La société Foncia Boussard s'est à nouveau portée candidate, mais la société Alter Immo s'est également portée candidate aux fonctions de syndic.
Un conflit aigu est né entre ces deux sociétés candidates, du fait de cette mise en concurrence.
Le 2 octobre 2015, la SCI Tristangs prise en la personne de son représentant légal, craignant que cette deuxième candidate ne puisse avoir accès au siège de la société Foncia Boussard, que le déroulement des opérations de cette assemblée générale devant présider à l'élection du syndic ne soit pas loyal et que des pressions soient exercées sur les copropriétaires, a, sur le fondement de l'article 145 du code de procédure civile, saisi par requête le président du tribunal de grande instance de Pau pour voir désigner un huissier de justice.

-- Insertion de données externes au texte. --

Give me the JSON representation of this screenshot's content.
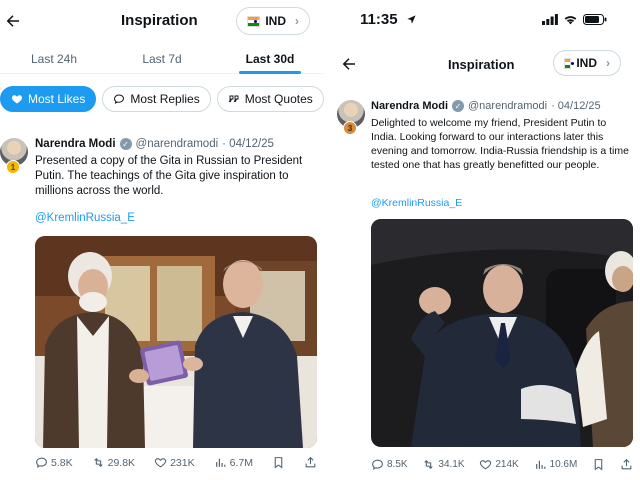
{
  "left": {
    "header": {
      "title": "Inspiration",
      "country": "IND"
    },
    "tabs": [
      {
        "label": "Last 24h"
      },
      {
        "label": "Last 7d"
      },
      {
        "label": "Last 30d"
      }
    ],
    "active_tab": "Last 30d",
    "filters": [
      {
        "label": "Most Likes"
      },
      {
        "label": "Most Replies"
      },
      {
        "label": "Most Quotes"
      }
    ],
    "tweet": {
      "rank": "1",
      "name": "Narendra Modi",
      "handle": "@narendramodi",
      "date": "· 04/12/25",
      "text": "Presented a copy of the Gita in Russian to President Putin. The teachings of the Gita give inspiration to millions across the world.",
      "mention": "@KremlinRussia_E",
      "stats": {
        "replies": "5.8K",
        "reposts": "29.8K",
        "likes": "231K",
        "views": "6.7M"
      }
    }
  },
  "right": {
    "status_bar": {
      "time": "11:35"
    },
    "header": {
      "title": "Inspiration",
      "country": "IND"
    },
    "tweet": {
      "rank": "3",
      "name": "Narendra Modi",
      "handle": "@narendramodi",
      "date": "· 04/12/25",
      "text": "Delighted to welcome my friend, President Putin to India. Looking forward to our interactions later this evening and tomorrow. India-Russia friendship is a time tested one that has greatly benefitted our people.",
      "mention": "@KremlinRussia_E",
      "stats": {
        "replies": "8.5K",
        "reposts": "34.1K",
        "likes": "214K",
        "views": "10.6M"
      }
    }
  },
  "colors": {
    "accent": "#1d9bf0",
    "text": "#0f1419",
    "muted": "#536471",
    "border": "#cfd9de"
  }
}
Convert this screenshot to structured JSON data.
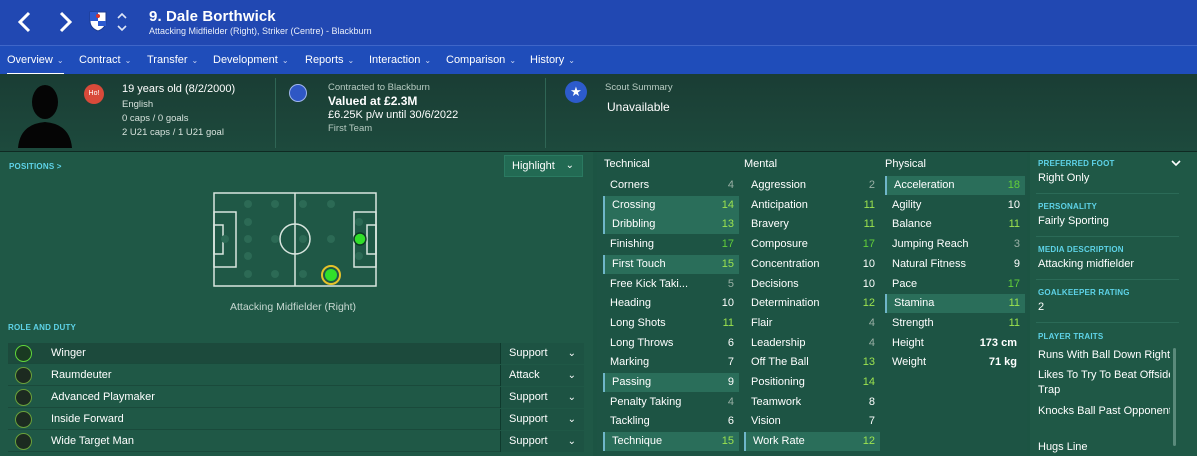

Par une ordonnance du 2 octobre 2015, le président du tribunal de grande instance, faisant droit à cette demande, a désigné Me [Y], huissier de justice à Pau, avec ses assistants, et à l'aide du matériel de reprographie et du matériel informatique disponible sur place, le concours de la force publique en cas de troubles, afin pour mission de se rendre à Pau, au siège de la société Foncia Boussard, syndic de la copropriété, et à [Localité 1] au siège de la société Foncia Oranovsky, gestionnaire de l'immeuble, à l'effet :
- de consulter et prendre copie des pouvoirs reçus par ces sociétés en vue de l'assemblée générale des copropriétaires du 16 octobre 2015, notamment des pouvoirs en blanc, ainsi que de la feuille de présence préparée,
- de procéder lui-même aux opérations d'émargements de la feuille de présence à cette assemblée,
- de comparer les pouvoirs communiqués par les sociétés précitées et ceux remis lors de l'assemblée générale,
- de vérifier le décompte des votes effectués par les scrutateurs,
- et de procéder à toute constatation utile sur le déroulement de l'assemblée générale.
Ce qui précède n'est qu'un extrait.